I wrote this on July 3, 2003, the summer prior to starting UCLA. I was seventeen.

Losing Paradise

I’m losing paradise. As each day passes I’m one step closer to becoming a full-time college student. While the independence associated with entering a university is an exciting experience, the joys of childhood are left behind.

Despite the occasional order to clean my room or wash the dishes, my past seventeen years have seemed utopian. In an age of high divorce rates, domestic violence, and besieged family values, my parents carefully nurtured their children’s developing character. Accomplishments come easily swinging high above a secure parental safety net. As a child, the “menial” chores, cooking or laundry, seemed beneath my aspirations but perfectly suited to my parent’s indolent life. In my mind, high school was just as “tough” as my Dad’s work; perhaps he could work forever while I remained a child. Surprisingly, adulthood means shouldering menial chores that my parents have outgrown.
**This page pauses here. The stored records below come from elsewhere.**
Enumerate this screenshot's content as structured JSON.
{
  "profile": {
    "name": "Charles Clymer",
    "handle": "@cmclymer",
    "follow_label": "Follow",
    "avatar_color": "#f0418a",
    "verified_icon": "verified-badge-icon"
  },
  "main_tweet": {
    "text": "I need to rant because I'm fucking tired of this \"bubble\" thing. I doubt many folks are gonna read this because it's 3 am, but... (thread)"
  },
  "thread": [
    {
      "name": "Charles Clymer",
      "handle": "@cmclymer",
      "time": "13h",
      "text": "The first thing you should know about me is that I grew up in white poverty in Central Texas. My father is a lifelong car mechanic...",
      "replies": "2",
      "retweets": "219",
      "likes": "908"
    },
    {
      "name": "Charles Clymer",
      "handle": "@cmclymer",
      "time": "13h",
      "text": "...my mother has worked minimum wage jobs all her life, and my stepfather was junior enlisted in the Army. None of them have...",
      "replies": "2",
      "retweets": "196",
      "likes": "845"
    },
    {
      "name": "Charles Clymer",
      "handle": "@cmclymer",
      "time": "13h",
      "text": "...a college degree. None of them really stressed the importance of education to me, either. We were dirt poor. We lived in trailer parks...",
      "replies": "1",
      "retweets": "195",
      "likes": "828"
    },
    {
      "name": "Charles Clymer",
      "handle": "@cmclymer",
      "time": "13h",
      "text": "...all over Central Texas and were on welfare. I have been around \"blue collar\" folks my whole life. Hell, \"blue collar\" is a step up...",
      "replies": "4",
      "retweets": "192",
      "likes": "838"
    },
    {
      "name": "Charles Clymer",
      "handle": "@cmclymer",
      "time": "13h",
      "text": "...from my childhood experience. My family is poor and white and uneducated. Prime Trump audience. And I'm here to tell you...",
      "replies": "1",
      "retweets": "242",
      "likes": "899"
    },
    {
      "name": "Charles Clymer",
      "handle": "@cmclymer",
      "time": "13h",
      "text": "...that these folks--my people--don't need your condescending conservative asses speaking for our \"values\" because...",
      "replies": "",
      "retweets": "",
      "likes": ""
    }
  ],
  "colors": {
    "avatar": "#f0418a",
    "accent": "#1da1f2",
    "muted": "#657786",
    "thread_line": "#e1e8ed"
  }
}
So its “goodbye” to the safety net and “hello” university life, twenty page papers and cleaning my closet-sized dorm room.

With these newfound fears of independence, one quote by Abraham Lincoln relieves my mind: “ The worst thing you can do for those you love is the things they could and should do for themselves.” Lincoln was right; my university independence is best served if my parents are freed from the slavish devotion to my meals and laundry and allowed to relax with their own “menial” tasks.